I coveted this radio immensely and tried several times to pry it away from him. By then I was using a BC210 programmable scanner but the RCA ran rings around it on low-band. I also had a pair of RCA ACT-R20/6’s (see that Scanner Tale). I tried to find an RCA for myself but they were not to be found. Apparently RCA dumped the scanner line by the time I discovered the 16S400 and those that had them would not sell. I scoured stores, hamfests and the grapevine with no luck in these pre-Internet days.
Eventually Dan got sick of my whining and traded the RCA to me for something or another, I can’t remember what. I was in hog heaven! I hooked it up the to CB antenna on the roof of City Hall when I was working and listened to low band stuff all night long.
Other than the fantastic performance on low band there were a few other things that made this such a desirable radio. First off it was built like a tank. This thing had a steel case that would fit right in on an Army combat vehicle. I loaned it to the fire department ladder truck guys one day when they needed a wheel chock. It was almost indestructible. Dan had covered the metal case with a rubber flooring product that made it even more durable and hid all the scratches as well. The radio looked modern, even today it would fit right in and one wouldn’t realize it was half a century old. There is something timeless about a black and chrome aesthetic.
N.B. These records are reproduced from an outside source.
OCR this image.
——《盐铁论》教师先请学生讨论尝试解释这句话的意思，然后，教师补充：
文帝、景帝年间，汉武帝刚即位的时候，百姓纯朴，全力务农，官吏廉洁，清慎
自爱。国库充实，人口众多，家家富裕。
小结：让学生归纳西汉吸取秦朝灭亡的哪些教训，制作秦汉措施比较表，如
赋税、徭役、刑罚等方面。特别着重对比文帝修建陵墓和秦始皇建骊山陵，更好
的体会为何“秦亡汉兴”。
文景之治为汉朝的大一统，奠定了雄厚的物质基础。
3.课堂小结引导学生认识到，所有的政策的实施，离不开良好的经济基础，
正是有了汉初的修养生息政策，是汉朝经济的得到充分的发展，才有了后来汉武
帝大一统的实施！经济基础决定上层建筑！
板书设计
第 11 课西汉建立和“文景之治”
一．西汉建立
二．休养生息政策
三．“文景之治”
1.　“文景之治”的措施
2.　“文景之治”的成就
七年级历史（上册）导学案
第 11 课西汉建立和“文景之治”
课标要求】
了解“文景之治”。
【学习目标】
This scanner was easy to set up, one could put any frequency's crystal in any position. Each crystal socket had a 3-position slide switch that you would position for the band range (VHF-low, High or UHF) so there was no messing around with jumpers. There was a door on the top of the case for access to the crystal bay so you did not have to take the case apart to get at them. It did have separate UHF and VHF antenna ports but I rarely used it for UHF so I just connected the VHF antenna. The volume and squelch were standard rotary potentiometers and never seemed to go bad, unlike the Regency and Bearcats of the day. It also never seemed to suffer from bad capacitors or cold solder joints like other scanners, it was just well built all the way around. Oddly the RCA scanner used Motorola connectors for the antenna, while the Plectrons that I had then (as a firefighter) had RCA jacks for the antenna.
Over the next few years that old RCA scanner would be traded back and forth between Dan and I several times and I think our mutual friend Scott had it for a while also. As far as I know Dan still has it, the last time I saw it was at his house about 20 years ago and it was still picking up low-band like gangbusters. As much as I liked that radio programmable scanners were the wave of the future and I got rid of all my crystal scanners. We had no idea the type of technology we would have 4 decades later.
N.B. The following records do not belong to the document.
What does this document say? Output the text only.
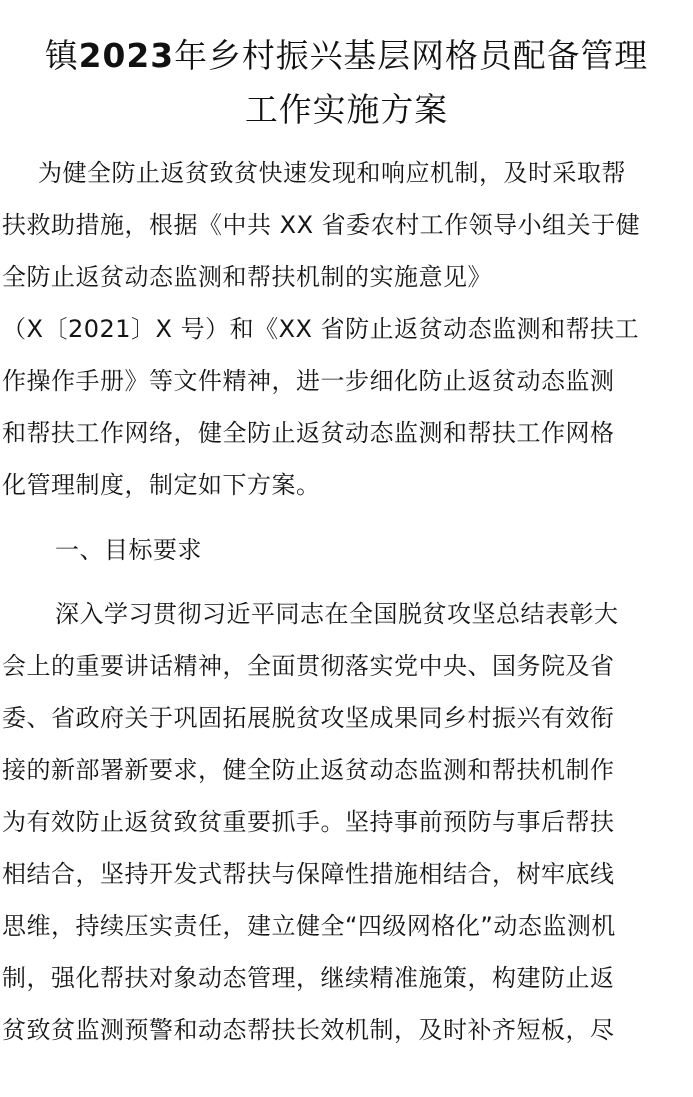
镇2023年乡村振兴基层网格员配备管理
工作实施方案
为健全防止返贫致贫快速发现和响应机制，及时采取帮
扶救助措施，根据《中共 XX 省委农村工作领导小组关于健
全防止返贫动态监测和帮扶机制的实施意见》
（X〔2021〕X 号）和《XX 省防止返贫动态监测和帮扶工
作操作手册》等文件精神，进一步细化防止返贫动态监测
和帮扶工作网络，健全防止返贫动态监测和帮扶工作网格
化管理制度，制定如下方案。
一、目标要求
深入学习贯彻习近平同志在全国脱贫攻坚总结表彰大
会上的重要讲话精神，全面贯彻落实党中央、国务院及省
委、省政府关于巩固拓展脱贫攻坚成果同乡村振兴有效衔
接的新部署新要求，健全防止返贫动态监测和帮扶机制作
为有效防止返贫致贫重要抓手。坚持事前预防与事后帮扶
相结合，坚持开发式帮扶与保障性措施相结合，树牢底线
思维，持续压实责任，建立健全“四级网格化”动态监测机
制，强化帮扶对象动态管理，继续精准施策，构建防止返
贫致贫监测预警和动态帮扶长效机制，及时补齐短板，尽
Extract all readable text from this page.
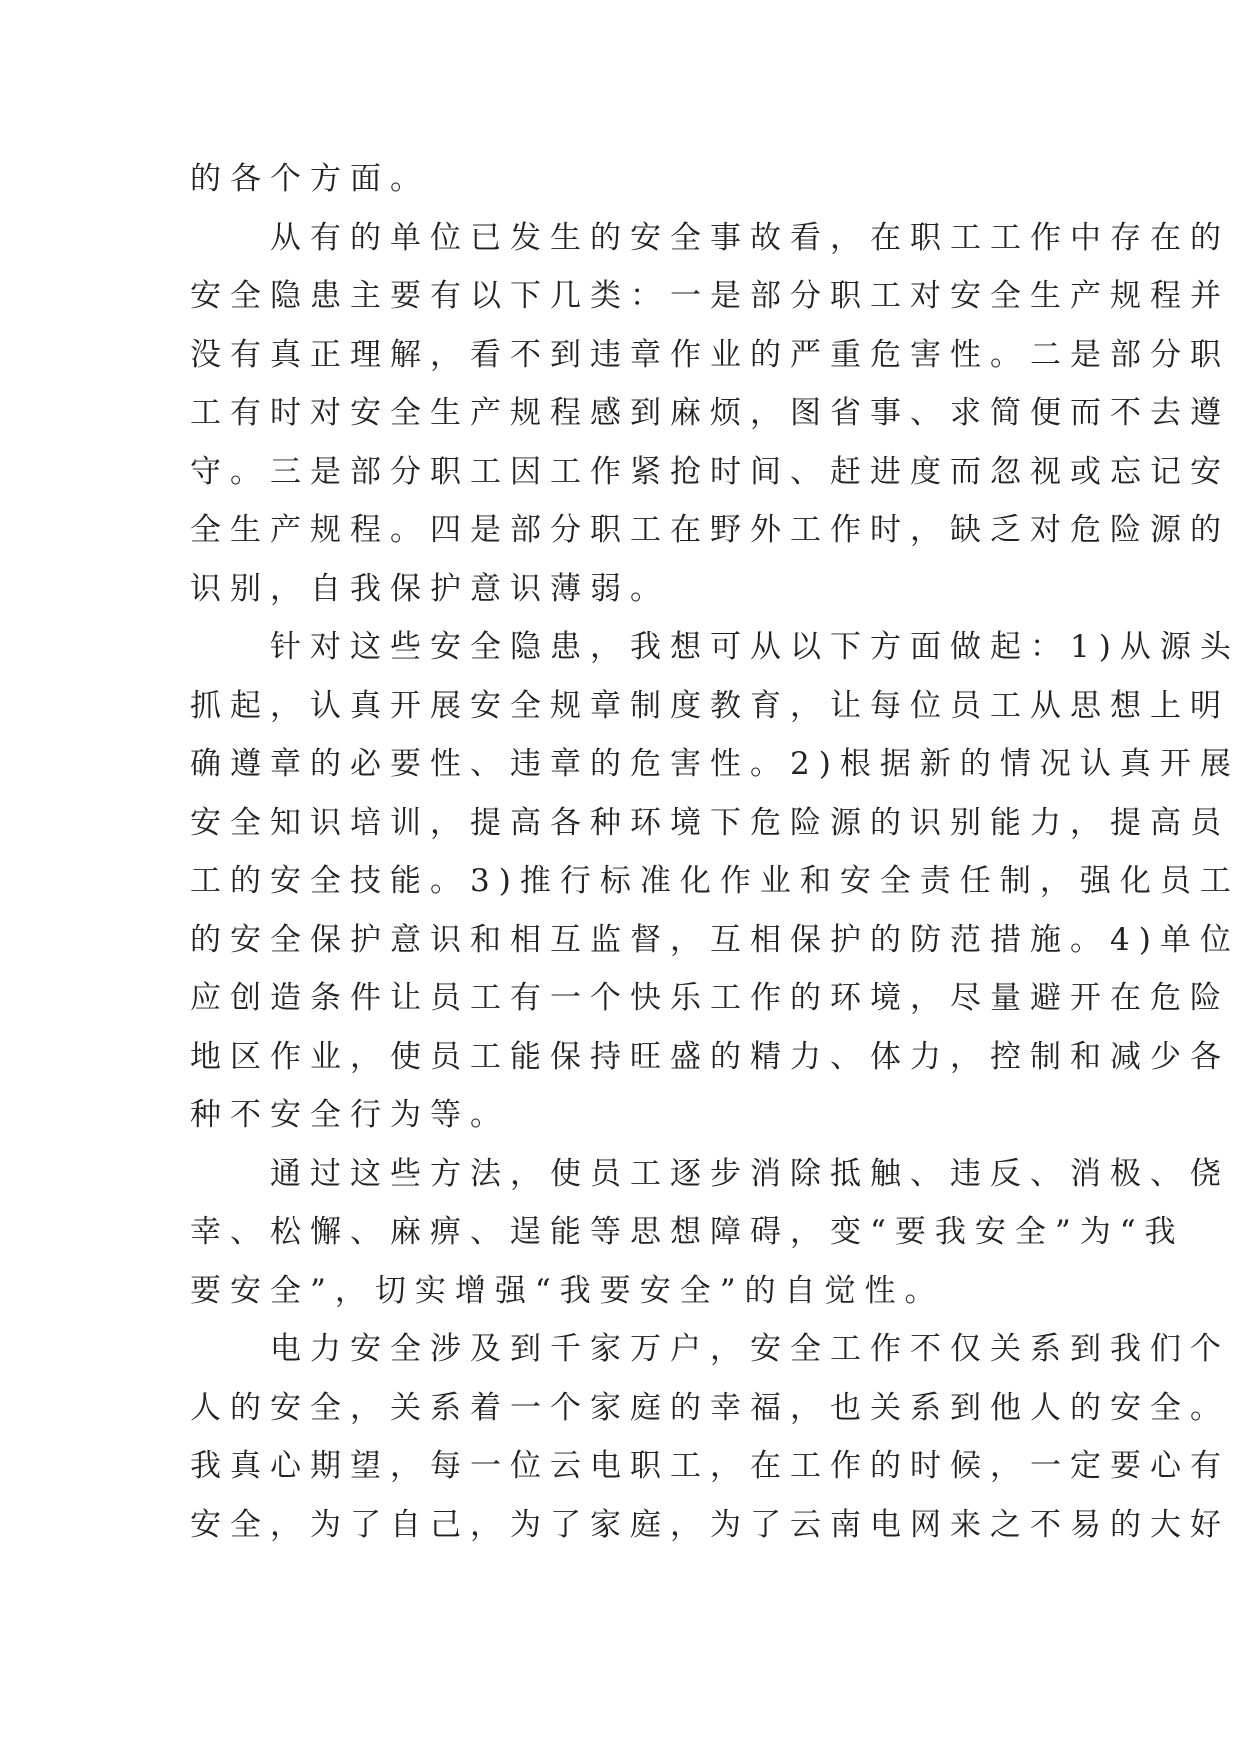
的各个方面。
从有的单位已发生的安全事故看，在职工工作中存在的
安全隐患主要有以下几类：一是部分职工对安全生产规程并
没有真正理解，看不到违章作业的严重危害性。二是部分职
工有时对安全生产规程感到麻烦，图省事、求简便而不去遵
守。三是部分职工因工作紧抢时间、赶进度而忽视或忘记安
全生产规程。四是部分职工在野外工作时，缺乏对危险源的
识别，自我保护意识薄弱。
针对这些安全隐患，我想可从以下方面做起：1)从源头
抓起，认真开展安全规章制度教育，让每位员工从思想上明
确遵章的必要性、违章的危害性。2)根据新的情况认真开展
安全知识培训，提高各种环境下危险源的识别能力，提高员
工的安全技能。3)推行标准化作业和安全责任制，强化员工
的安全保护意识和相互监督，互相保护的防范措施。4)单位
应创造条件让员工有一个快乐工作的环境，尽量避开在危险
地区作业，使员工能保持旺盛的精力、体力，控制和减少各
种不安全行为等。
通过这些方法，使员工逐步消除抵触、违反、消极、侥
幸、松懈、麻痹、逞能等思想障碍，变“要我安全”为“我
要安全”，切实增强“我要安全”的自觉性。
电力安全涉及到千家万户，安全工作不仅关系到我们个
人的安全，关系着一个家庭的幸福，也关系到他人的安全。
我真心期望，每一位云电职工，在工作的时候，一定要心有
安全，为了自己，为了家庭，为了云南电网来之不易的大好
I don’t know why RCA didn’t make a larger showing in the scanner market but they did a great job with this rig. I would have liked to see what else they would have come up with. I suspect however that this was actually built by a jobber in Japan and do seem to recall seeing similar models under a different name someplace. At the time RCA had a decent slice of the two-way radio market, not nearly as big as Motorola and GE but they had some decent low-end radios. They had a Special Products Division that sold various consumer electronics like AM/FM radios, tape decks and the like. I suspect that scanners fell under that umbrella rather than the Land Mobile Division (or whatever they called it then).
I think about that radio now and then and pine for the days when Low band was still common and skip was in. I suspect we will be saying that one of these days about High band.